Originally Posted by
dkonigs It took me a long time to get to the end of this thread, since its just flying by. But the issue you're all complaining about is really a side-effect of the architecture of the BlackBerry phone platform (hardware and software), which has been pushed far beyond its initial design.
These phones basically have 3 kinds of "memory":
1) RAM (technically DRAM, only keeps contents when it has power)
2) "Application Memory" (what we're always complaining about)
3) Mass storage (built-in eMMC on some models, SDCards, etc.)
#2 and #3 are physically separate areas on the hardware, and you can see this if you search out block diagrams of older phones. Its not some arbitrary "partition" as some keep speculating.

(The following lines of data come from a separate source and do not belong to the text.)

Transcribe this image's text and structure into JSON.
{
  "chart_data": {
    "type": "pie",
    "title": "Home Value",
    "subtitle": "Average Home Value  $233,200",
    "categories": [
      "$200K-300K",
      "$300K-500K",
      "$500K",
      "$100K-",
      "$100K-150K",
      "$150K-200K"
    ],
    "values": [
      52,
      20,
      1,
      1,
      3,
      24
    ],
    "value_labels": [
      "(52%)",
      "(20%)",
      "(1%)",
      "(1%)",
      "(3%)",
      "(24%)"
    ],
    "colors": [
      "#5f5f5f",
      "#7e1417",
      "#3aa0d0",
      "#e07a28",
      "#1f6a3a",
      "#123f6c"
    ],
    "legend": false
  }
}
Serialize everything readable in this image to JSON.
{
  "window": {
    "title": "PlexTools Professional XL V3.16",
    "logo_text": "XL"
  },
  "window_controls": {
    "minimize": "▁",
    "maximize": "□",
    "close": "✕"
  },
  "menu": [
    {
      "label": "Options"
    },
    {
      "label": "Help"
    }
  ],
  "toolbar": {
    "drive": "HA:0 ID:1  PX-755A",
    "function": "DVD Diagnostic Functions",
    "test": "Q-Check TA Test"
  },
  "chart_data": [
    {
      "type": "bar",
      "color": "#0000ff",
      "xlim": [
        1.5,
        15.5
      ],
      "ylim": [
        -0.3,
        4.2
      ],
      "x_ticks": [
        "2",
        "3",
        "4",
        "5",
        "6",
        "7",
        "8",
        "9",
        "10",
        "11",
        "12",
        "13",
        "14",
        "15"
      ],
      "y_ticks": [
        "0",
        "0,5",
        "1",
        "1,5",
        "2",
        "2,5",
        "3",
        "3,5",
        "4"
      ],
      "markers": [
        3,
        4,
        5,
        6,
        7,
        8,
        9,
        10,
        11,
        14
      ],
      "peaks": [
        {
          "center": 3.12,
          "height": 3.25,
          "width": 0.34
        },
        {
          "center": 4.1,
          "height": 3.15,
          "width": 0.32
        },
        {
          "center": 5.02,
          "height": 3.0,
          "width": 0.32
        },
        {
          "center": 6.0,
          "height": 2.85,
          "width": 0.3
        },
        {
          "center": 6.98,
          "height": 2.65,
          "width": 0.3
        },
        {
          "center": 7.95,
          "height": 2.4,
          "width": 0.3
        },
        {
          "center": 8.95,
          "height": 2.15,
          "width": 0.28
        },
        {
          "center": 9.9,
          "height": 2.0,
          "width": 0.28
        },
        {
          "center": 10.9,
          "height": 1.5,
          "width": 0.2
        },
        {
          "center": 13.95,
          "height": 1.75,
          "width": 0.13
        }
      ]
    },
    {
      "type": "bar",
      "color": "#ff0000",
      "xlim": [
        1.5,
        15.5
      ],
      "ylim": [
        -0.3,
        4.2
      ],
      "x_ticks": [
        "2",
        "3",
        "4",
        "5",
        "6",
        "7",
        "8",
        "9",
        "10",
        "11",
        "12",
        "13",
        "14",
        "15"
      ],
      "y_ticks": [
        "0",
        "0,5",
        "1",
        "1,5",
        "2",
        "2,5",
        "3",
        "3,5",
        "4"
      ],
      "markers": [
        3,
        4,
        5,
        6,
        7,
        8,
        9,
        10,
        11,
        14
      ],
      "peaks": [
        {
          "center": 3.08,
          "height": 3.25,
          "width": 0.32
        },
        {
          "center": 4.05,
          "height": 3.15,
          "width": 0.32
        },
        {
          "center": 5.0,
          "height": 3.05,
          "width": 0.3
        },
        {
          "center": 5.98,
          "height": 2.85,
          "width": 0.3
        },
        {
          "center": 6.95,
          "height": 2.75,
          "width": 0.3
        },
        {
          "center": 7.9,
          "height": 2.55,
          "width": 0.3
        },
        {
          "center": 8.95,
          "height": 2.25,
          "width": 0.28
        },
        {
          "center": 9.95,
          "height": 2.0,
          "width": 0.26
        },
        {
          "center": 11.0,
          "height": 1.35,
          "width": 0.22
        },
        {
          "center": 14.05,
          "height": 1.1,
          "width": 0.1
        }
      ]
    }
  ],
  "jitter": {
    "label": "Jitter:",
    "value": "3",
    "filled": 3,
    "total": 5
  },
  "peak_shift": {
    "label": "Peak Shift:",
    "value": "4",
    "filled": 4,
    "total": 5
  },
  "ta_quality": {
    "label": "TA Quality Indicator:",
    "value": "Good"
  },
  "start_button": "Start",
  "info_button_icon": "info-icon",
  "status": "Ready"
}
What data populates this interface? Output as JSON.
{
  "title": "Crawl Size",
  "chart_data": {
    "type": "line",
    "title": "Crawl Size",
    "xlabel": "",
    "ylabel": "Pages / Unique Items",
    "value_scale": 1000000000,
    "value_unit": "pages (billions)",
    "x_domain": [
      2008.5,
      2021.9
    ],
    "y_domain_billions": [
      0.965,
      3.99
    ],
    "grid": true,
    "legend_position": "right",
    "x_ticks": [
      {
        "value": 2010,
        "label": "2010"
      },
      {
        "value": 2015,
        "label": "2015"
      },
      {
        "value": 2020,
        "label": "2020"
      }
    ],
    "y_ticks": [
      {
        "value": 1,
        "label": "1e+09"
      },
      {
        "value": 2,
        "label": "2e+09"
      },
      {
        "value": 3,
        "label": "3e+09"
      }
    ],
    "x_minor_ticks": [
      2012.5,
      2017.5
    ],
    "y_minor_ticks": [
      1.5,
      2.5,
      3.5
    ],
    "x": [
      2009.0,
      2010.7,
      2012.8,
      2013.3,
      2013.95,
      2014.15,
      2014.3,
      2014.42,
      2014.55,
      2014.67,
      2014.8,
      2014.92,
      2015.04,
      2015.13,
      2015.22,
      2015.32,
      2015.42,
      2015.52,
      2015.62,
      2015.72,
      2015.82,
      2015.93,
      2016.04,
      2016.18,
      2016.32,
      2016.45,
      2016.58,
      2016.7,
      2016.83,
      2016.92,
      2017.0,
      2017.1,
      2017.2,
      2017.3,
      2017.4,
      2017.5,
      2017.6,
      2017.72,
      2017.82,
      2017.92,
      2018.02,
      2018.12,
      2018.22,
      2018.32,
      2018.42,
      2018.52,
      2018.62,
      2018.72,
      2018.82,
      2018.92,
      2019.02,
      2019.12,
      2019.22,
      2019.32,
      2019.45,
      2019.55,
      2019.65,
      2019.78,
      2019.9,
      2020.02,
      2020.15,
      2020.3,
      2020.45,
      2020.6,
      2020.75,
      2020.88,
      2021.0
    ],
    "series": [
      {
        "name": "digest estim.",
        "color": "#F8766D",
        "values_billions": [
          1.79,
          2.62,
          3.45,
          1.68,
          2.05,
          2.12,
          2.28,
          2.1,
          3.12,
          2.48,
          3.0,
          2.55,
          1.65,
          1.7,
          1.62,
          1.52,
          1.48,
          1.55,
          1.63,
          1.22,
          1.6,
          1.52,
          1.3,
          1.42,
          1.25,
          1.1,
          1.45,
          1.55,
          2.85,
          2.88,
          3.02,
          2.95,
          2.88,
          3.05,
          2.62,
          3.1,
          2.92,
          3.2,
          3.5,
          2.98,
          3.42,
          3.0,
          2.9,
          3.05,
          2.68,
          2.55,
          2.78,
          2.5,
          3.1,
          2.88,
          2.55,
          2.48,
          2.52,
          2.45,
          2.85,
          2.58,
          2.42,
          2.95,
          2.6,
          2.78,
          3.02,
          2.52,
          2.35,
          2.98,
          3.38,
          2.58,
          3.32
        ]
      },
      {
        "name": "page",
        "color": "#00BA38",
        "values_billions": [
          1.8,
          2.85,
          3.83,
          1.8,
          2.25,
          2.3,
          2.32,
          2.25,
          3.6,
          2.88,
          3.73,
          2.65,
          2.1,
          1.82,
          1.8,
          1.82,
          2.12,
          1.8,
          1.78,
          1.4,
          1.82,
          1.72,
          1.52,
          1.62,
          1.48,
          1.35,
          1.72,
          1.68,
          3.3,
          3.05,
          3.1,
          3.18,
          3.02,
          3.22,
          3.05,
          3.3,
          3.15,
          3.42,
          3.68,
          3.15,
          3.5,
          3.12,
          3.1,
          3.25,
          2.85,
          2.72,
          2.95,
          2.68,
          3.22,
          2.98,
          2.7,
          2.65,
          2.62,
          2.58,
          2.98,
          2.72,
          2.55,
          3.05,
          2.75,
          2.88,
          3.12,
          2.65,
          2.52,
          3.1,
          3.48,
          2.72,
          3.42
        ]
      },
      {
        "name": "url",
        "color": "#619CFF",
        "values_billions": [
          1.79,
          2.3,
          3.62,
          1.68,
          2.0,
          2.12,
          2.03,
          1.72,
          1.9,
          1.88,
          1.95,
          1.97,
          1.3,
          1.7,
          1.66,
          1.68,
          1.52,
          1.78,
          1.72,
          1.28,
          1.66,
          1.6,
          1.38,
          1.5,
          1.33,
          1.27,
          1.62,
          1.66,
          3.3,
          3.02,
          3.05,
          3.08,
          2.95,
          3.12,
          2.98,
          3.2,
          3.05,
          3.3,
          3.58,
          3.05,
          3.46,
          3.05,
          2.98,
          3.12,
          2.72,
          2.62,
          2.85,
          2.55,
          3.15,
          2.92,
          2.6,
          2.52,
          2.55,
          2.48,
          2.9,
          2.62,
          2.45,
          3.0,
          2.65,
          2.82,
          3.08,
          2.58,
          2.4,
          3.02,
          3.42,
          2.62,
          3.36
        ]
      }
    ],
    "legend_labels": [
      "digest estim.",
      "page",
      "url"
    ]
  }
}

I also think the "Application Memory" is actually specialized high-speed flash, and costs a lot more than the rest of the flash used for mass storage.
While I don't know much about the internals of the BlackBerry OS, I strongly suspect that its actually running the app code directly out of the "Application Memory". (Instead of copying it into a RAM segment first, then executing out of RAM, like your PC does.) This design probably made sense in the early days of BlackBerry OS, since it allows more apps to be running simultaneously on a device with limited RAM. (Note that the real reason the original iPhone didn't multi-task was probably due to the fact that it didn't have a lot of RAM.) Today, an approach where apps run out of RAM (and are kept on the eMMC/SDCard) would probably make you happy. However, the eMMC/SDCard is probably too slow or simply too architecturally detached from the JVM to run apps directly from. There's also performance considerations, especially with big-and-slow flash, for which you'd implement caching with extra RAM.
Now, a modern OS would do all of this magic, and wouldn't have special "application memory". It would simply have a filesystem on flash, where each app can have its executable code and its data as separate files. None of these complaints would exist, assuming they solved performance problems with caching. This is how Android (Linux-based) and iOS (OSX-based) work.
But remember, the current BlackBerry OS was designed with very different hardware considerations in mind. To get where we want, they'd have to rewrite a lot of the core parts of the operating system. You know, the bits they probably didn't even touch when going from OS 4.0 to 7.0. (And probably were afraid to touch, for fear of breaking something.)